How companies are taking advantage of coworking

Note: I wrote this article as a guest post for Wirtschaftszeitung. The business newspaper reports every month on the most important economic topics from Eastern Bavaria.

Coworking is no hype that passes by again. Instead, it is a profound and lasting trend that is changing the working world. The image of this still young development is strongly influenced by clichés that all carry a spark of truth in them, but have long since ceased to be the only reflection of reality.

When you think of coworking, you think of procrastinating freelancers who sit in cafés with their MacBooks and also call their clicking on the keyboard work. And so it really began 14 years ago, for example in St. Oberholz in Berlin or the Republikken in Copenhagen, what is now called coworking.

But nowadays not only freelancers and startups sit in the coworking spaces, but more and more permanent employees and teams from companies. From listed stock companies to traditional medium-sized companies, everything is there. There are various reasons for this.

The company must fit coworking – not the other way around.

There are good and bad reasons why companies let their employees work in coworking spaces. But no matter why, if a company does not have a corporate culture suitable for coworking, the project is doomed to failure anyway. Coworking is a culture that influences spaces and people.

I see this regularly in St. Oberholz. If teams from companies are sent to us, the individual people only become strangers with the new environment. It does not express the accustomed culture, but openness. That can be challenging.

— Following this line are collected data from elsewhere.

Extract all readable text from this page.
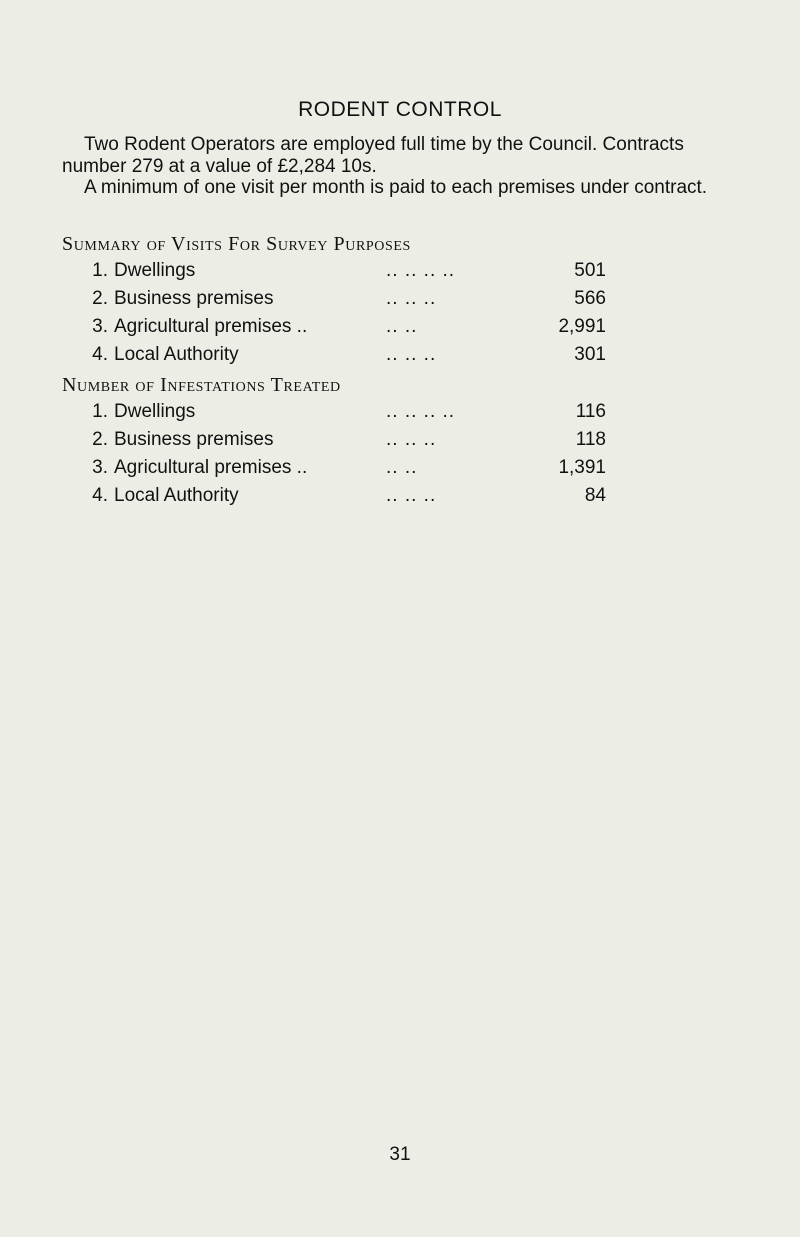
RODENT CONTROL
Two Rodent Operators are employed full time by the Council. Contracts number 279 at a value of £2,284 10s.
A minimum of one visit per month is paid to each premises under contract.
Summary of Visits For Survey Purposes
1. Dwellings	.. .. .. ..	501
2. Business premises	.. .. ..	566
3. Agricultural premises ..	.. ..	2,991
4. Local Authority	.. .. ..	301
Number of Infestations Treated
1. Dwellings	.. .. .. ..	116
2. Business premises	.. .. ..	118
3. Agricultural premises ..	.. ..	1,391
4. Local Authority	.. .. ..	84
31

It often takes around six months for certain acclimatization to take place.

First and foremost, this decision must, therefore, make sense. Renting less space for jobs is a terrible reason. However, if employees decide to take this step, for example, to have shorter travel distances, this protects not only the environment but also their health – they are often more relaxed.

In coworking spaces, companies seek inspiration and exchange, access to new communities and people, and space to test new ways of working. Sometimes it just takes a change of scenery. What they find is unexpected, where no one has searched for. This is called serendipity.

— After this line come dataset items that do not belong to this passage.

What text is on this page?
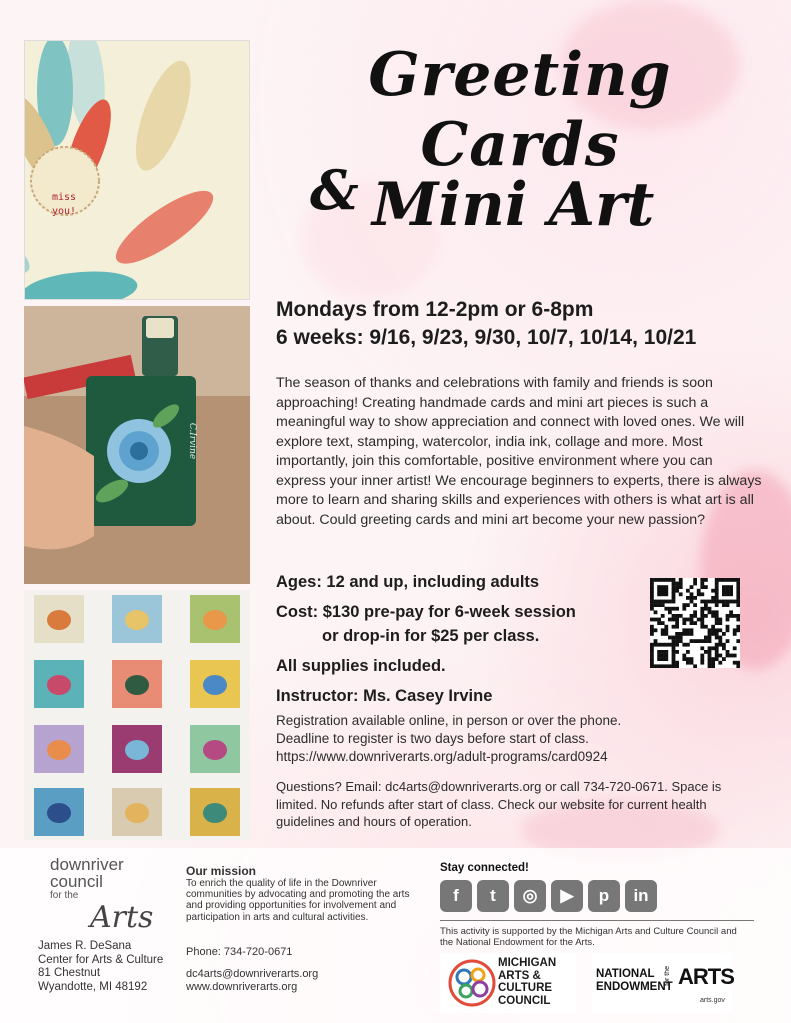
miss
you!
C.Irvine
Greeting Cards
& Mini Art
Mondays from 12-2pm or 6-8pm
6 weeks: 9/16, 9/23, 9/30, 10/7, 10/14, 10/21
The season of thanks and celebrations with family and friends is soon approaching! Creating handmade cards and mini art pieces is such a meaningful way to show appreciation and connect with loved ones. We will explore text, stamping, watercolor, india ink, collage and more. Most importantly, join this comfortable, positive environment where you can express your inner artist! We encourage beginners to experts, there is always more to learn and sharing skills and experiences with others is what art is all about. Could greeting cards and mini art become your new passion?
Ages: 12 and up, including adults
Cost: $130 pre-pay for 6-week session
or drop-in for $25 per class.
All supplies included.
Instructor: Ms. Casey Irvine
Registration available online, in person or over the phone.
Deadline to register is two days before start of class.
https://www.downriverarts.org/adult-programs/card0924
Questions? Email: dc4arts@downriverarts.org or call 734-720-0671. Space is limited. No refunds after start of class. Check our website for current health guidelines and hours of operation.
downriver
council
for the
Arts
James R. DeSana
Center for Arts & Culture
81 Chestnut
Wyandotte, MI 48192
Our mission

To enrich the quality of life in the Downriver communities by advocating and promoting the arts and providing opportunities for involvement and participation in arts and cultural activities.

Phone: 734-720-0671
dc4arts@downriverarts.org
www.downriverarts.org
Stay connected!
f	t	◎	▶	p	in
This activity is supported by the Michigan Arts and Culture Council and the National Endowment for the Arts.
MICHIGAN
ARTS &
CULTURE
COUNCIL
NATIONAL
ENDOWMENT
for the ARTS
arts.gov
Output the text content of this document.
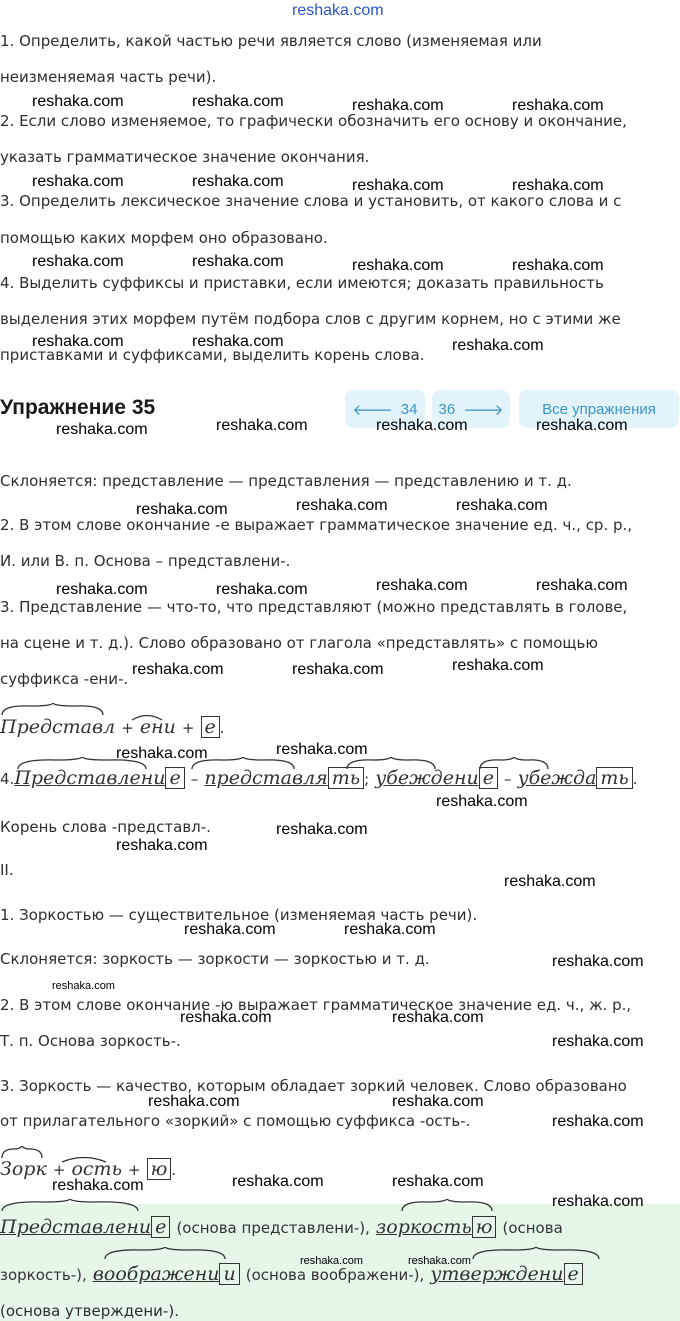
reshaka.com
1. Определить, какой частью речи является слово (изменяемая или
неизменяемая часть речи).
2. Если слово изменяемое, то графически обозначить его основу и окончание,
указать грамматическое значение окончания.
3. Определить лексическое значение слова и установить, от какого слова и с
помощью каких морфем оно образовано.
4. Выделить суффиксы и приставки, если имеются; доказать правильность
выделения этих морфем путём подбора слов с другим корнем, но с этими же
приставками и суффиксами, выделить корень слова.
Упражнение 35	🡐 34 36 🡒	Все упражнения
Склоняется: представление — представления — представлению и т. д.
2. В этом слове окончание -е выражает грамматическое значение ед. ч., ср. р.,
И. или В. п. Основа – представлени-.
3. Представление — что-то, что представляют (можно представлять в голове,
на сцене и т. д.). Слово образовано от глагола «представлять» с помощью
суффикса -ени-.
Представл + ени + е .
4.Представлени е – представля ть ; убеждени е – убежда ть .
Корень слова -представл-.
II.
1. Зоркостью — существительное (изменяемая часть речи).
Склоняется: зоркость — зоркости — зоркостью и т. д.
2. В этом слове окончание -ю выражает грамматическое значение ед. ч., ж. р.,
Т. п. Основа зоркость-.
3. Зоркость — качество, которым обладает зоркий человек. Слово образовано
от прилагательного «зоркий» с помощью суффикса -ость-.
Зорк + ость + ю .
Представлени е (основа представлени-), зоркость ю (основа
зоркость-), воображени и (основа воображени-), утверждени е
(основа утверждени-).
reshaka.com	reshaka.com	reshaka.com	reshaka.com
reshaka.com	reshaka.com	reshaka.com	reshaka.com
reshaka.com	reshaka.com	reshaka.com	reshaka.com
reshaka.com	reshaka.com	reshaka.com
reshaka.com	reshaka.com	reshaka.com	reshaka.com
reshaka.com	reshaka.com	reshaka.com
reshaka.com	reshaka.com	reshaka.com	reshaka.com
reshaka.com	reshaka.com	reshaka.com
reshaka.com	reshaka.com
reshaka.com
reshaka.com
reshaka.com
reshaka.com
reshaka.com	reshaka.com
reshaka.com
reshaka.com
reshaka.com	reshaka.com
reshaka.com
reshaka.com	reshaka.com
reshaka.com
reshaka.com	reshaka.com	reshaka.com
reshaka.com
reshaka.com	reshaka.com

By taking the step of letting their employees work as a team or individually in coworking spaces, they get to know new people who pursue entirely different professions. Exchanging ideas, for example over lunch, broadens the perspective of one’s own employees on their work.

Coworking also works in rural areas.

However, this development is not limited to the big city. In Hausham, Upper Bavaria, Michael Heinzmann, head of Wohnbau Hausham, founded a coworking space in which architects, structural engineers, and engineers as well as people from the social and creative industries work today. They are all from the region.

The coworking space Haushamer Hof originates from both economic considerations and human needs. The old office in a private house became too small, the new rooms a bit too big. Now Heinzmann no longer works alone and can communicate with other people.

Heimat 2.0 in Bad Tölz began similarly. Marco Tunger was looking for new rooms for his advertising agency. They found what they were looking for in an old brewery, but this was far too big. What his own team does not use is accessible to creative people from the region. These, in turn, form a kind of talent pool for the agency.

In Felde in Schleswig-Holstein, a few kilometers from Kiel, Johann Engel and Heiko Kolz take the same path. Their sun sail manufactory is located in the old hayloft, which is also the name of the coworking space – Alter Heuboden – they founded, where people from the village also work after a short time.

In the end, coworking is something for people, not companies. Employers should, therefore, let their own staff decide how they want to work and where. This can be in the office, but also in coworking space. Those who work there will be much more likely to find new impulses, which they can only then carry into the company.